I immediately cried for God to take the vision away! Not in words. No time for words, but a desperate plea from my spirit.
In spite of the horror, I’m grateful God answered my prayer. It has kept me cognizant of what Resurrection cost the Son of God. I will never be able to offer a sacrifice to Him that compares to such all-encompassing love.
So what CAN I do?
• I can maintain a grateful heart. That’s the least I can do. May I never forget His sacrifice!
• I can listen for the whispers of the Holy Spirit and be quick to turn in any direction He sends me.
• I can tell others who are not Christians what I know of His love and sacrifice. Like I’m doing right now. Who knows what person may come across this post who needs to hear the message of hope? To get an inkling of understanding about the God Who loves them?
All three of these bullet points have the potential for sacrifice on my part. The world is ugly and dangerous. I don’t know what difficult situation God may allow me to pass through. If I speak out for Christ in a world hostile toward Him, I could pay with my fortune or my life. The Holy Spirit has been known to ask the seemingly impossible. But if He asks, then He will empower me to do it.
Next week the Church commemorates what is known as The Passion. It starts with Palm Sunday when the crowds adored Jesus and hailed Him as their king. Within a week, Jesus instituted the Lord’s Supper for His disciples, pleaded with His Father in prayer as He knew He would face an unimaginable horror, and was brought to trial by the Sanhedrin.They slapped and spit upon Him–their own Messiah! Then the powers of Rome tortured and mocked Him with thorns and whips and forced Him to carry the cross to Calvary where they would nail Him to the wood and allow Him to hang there, suffocating, until He died. All of what I’ve described is the observable sacrifice.
But remember the invisible sacrifice. While His body writhed in agony, His Spirit endured worse, as He became filthy with every sin that every person has committed and will commit in the future.
That, my friends, was the ultimate sacrifice for all time.
credit for photo of girl: carolina-heza-zMfP2YvouOY-unsplash
Thank you for sharing this poignant message of Lenten season culminating in Christ’s sacrifice and resurrection. During times of crisis that this world is facing, it’s easy to wonder, where is God? But he was the one who sent his son to die for all humanity’s sins. He suffered beyond what any person has and ever will.
Your nanosecond experience reinforces this as well. Amazing how God answered your prayer.
Sooo grateful for our suffering Christ! So much to meditate on in this season.

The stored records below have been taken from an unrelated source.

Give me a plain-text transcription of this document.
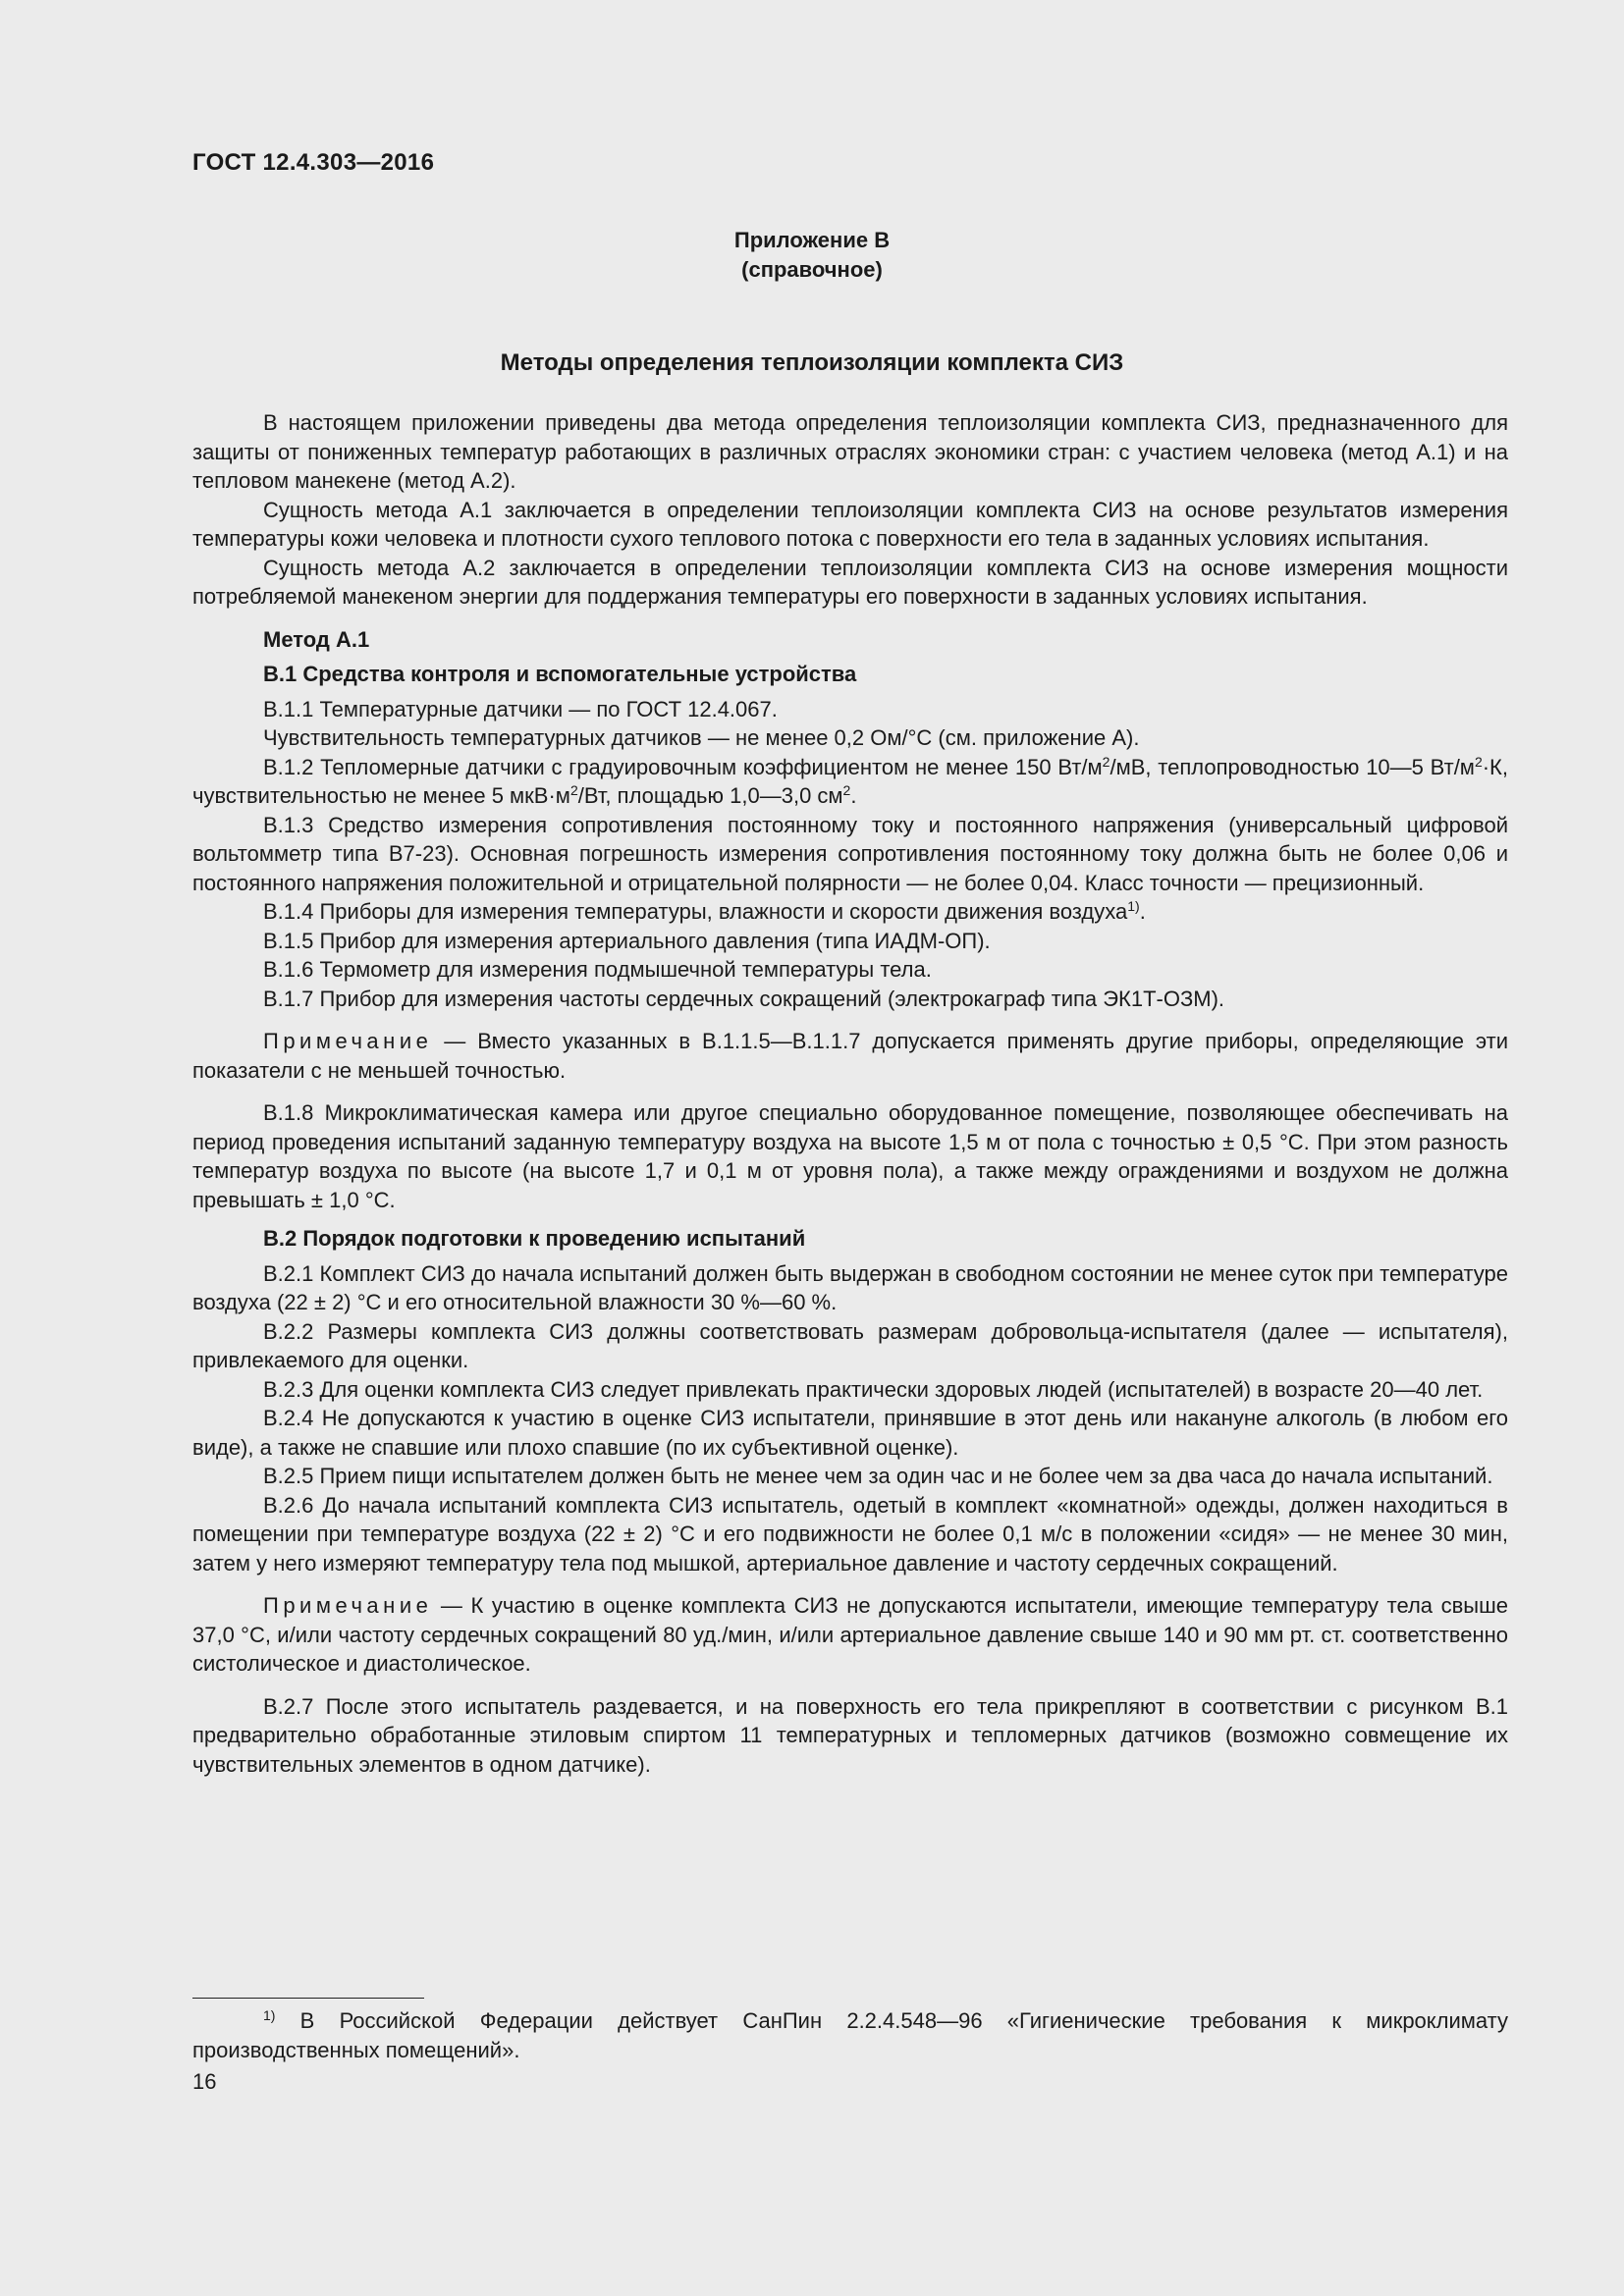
ГОСТ 12.4.303—2016
Приложение В
(справочное)
Методы определения теплоизоляции комплекта СИЗ

В настоящем приложении приведены два метода определения теплоизоляции комплекта СИЗ, предназначенного для защиты от пониженных температур работающих в различных отраслях экономики стран: с участием человека (метод А.1) и на тепловом манекене (метод А.2).

Сущность метода А.1 заключается в определении теплоизоляции комплекта СИЗ на основе результатов измерения температуры кожи человека и плотности сухого теплового потока с поверхности его тела в заданных условиях испытания.

Сущность метода А.2 заключается в определении теплоизоляции комплекта СИЗ на основе измерения мощности потребляемой манекеном энергии для поддержания температуры его поверхности в заданных условиях испытания.

Метод А.1
В.1 Средства контроля и вспомогательные устройства

В.1.1 Температурные датчики — по ГОСТ 12.4.067.

Чувствительность температурных датчиков — не менее 0,2 Ом/°С (см. приложение А).

В.1.2 Тепломерные датчики с градуировочным коэффициентом не менее 150 $Вт/м^2/мВ$, теплопроводностью 10—5 $Вт/м^2\cdot К$, чувствительностью не менее 5 $мкВ\cdot м^2/Вт$, площадью 1,0—3,0 $см^2$.

В.1.3 Средство измерения сопротивления постоянному току и постоянного напряжения (универсальный цифровой вольтомметр типа В7-23). Основная погрешность измерения сопротивления постоянному току должна быть не более 0,06 и постоянного напряжения положительной и отрицательной полярности — не более 0,04. Класс точности — прецизионный.

В.1.4 Приборы для измерения температуры, влажности и скорости движения воздуха$^{1)}$.

В.1.5 Прибор для измерения артериального давления (типа ИАДМ-ОП).

В.1.6 Термометр для измерения подмышечной температуры тела.

В.1.7 Прибор для измерения частоты сердечных сокращений (электрокаграф типа ЭК1Т-ОЗМ).

Примечание — Вместо указанных в В.1.1.5—В.1.1.7 допускается применять другие приборы, определяющие эти показатели с не меньшей точностью.

В.1.8 Микроклиматическая камера или другое специально оборудованное помещение, позволяющее обеспечивать на период проведения испытаний заданную температуру воздуха на высоте 1,5 м от пола с точностью ± 0,5 °С. При этом разность температур воздуха по высоте (на высоте 1,7 и 0,1 м от уровня пола), а также между ограждениями и воздухом не должна превышать ± 1,0 °С.

В.2 Порядок подготовки к проведению испытаний

В.2.1 Комплект СИЗ до начала испытаний должен быть выдержан в свободном состоянии не менее суток при температуре воздуха (22 ± 2) °С и его относительной влажности 30 %—60 %.

В.2.2 Размеры комплекта СИЗ должны соответствовать размерам добровольца-испытателя (далее — испытателя), привлекаемого для оценки.

В.2.3 Для оценки комплекта СИЗ следует привлекать практически здоровых людей (испытателей) в возрасте 20—40 лет.

В.2.4 Не допускаются к участию в оценке СИЗ испытатели, принявшие в этот день или накануне алкоголь (в любом его виде), а также не спавшие или плохо спавшие (по их субъективной оценке).

В.2.5 Прием пищи испытателем должен быть не менее чем за один час и не более чем за два часа до начала испытаний.

В.2.6 До начала испытаний комплекта СИЗ испытатель, одетый в комплект «комнатной» одежды, должен находиться в помещении при температуре воздуха (22 ± 2) °С и его подвижности не более 0,1 м/с в положении «сидя» — не менее 30 мин, затем у него измеряют температуру тела под мышкой, артериальное давление и частоту сердечных сокращений.

Примечание — К участию в оценке комплекта СИЗ не допускаются испытатели, имеющие температуру тела свыше 37,0 °С, и/или частоту сердечных сокращений 80 уд./мин, и/или артериальное давление свыше 140 и 90 мм рт. ст. соответственно систолическое и диастолическое.

В.2.7 После этого испытатель раздевается, и на поверхность его тела прикрепляют в соответствии с рисунком В.1 предварительно обработанные этиловым спиртом 11 температурных и тепломерных датчиков (возможно совмещение их чувствительных элементов в одном датчике).

$^{1)}$ В Российской Федерации действует СанПин 2.2.4.548—96 «Гигиенические требования к микроклимату производственных помещений».
16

It’s been 45 years, and I’m still amazed by that experience.
Linda, this is so powerful! Thank you for boldly sharing.
Thank you. I’ve never publicly shared that experience before, but it changed my view of what Jesus did for us forever.
Thank you for this, Linda! Some wonderful thoughts and suggestions.
I hope many hearts will be touched thinking on these things.
Thank you for words and sharing with world your personal thoughts and feelings. May God bless you and this post.
Thank you so much. He already blesses me with the encouragement He sends through readers like you!
I am thankful to be a child of God. His sacrifice is for us. Yes, the ultimate sacrifice.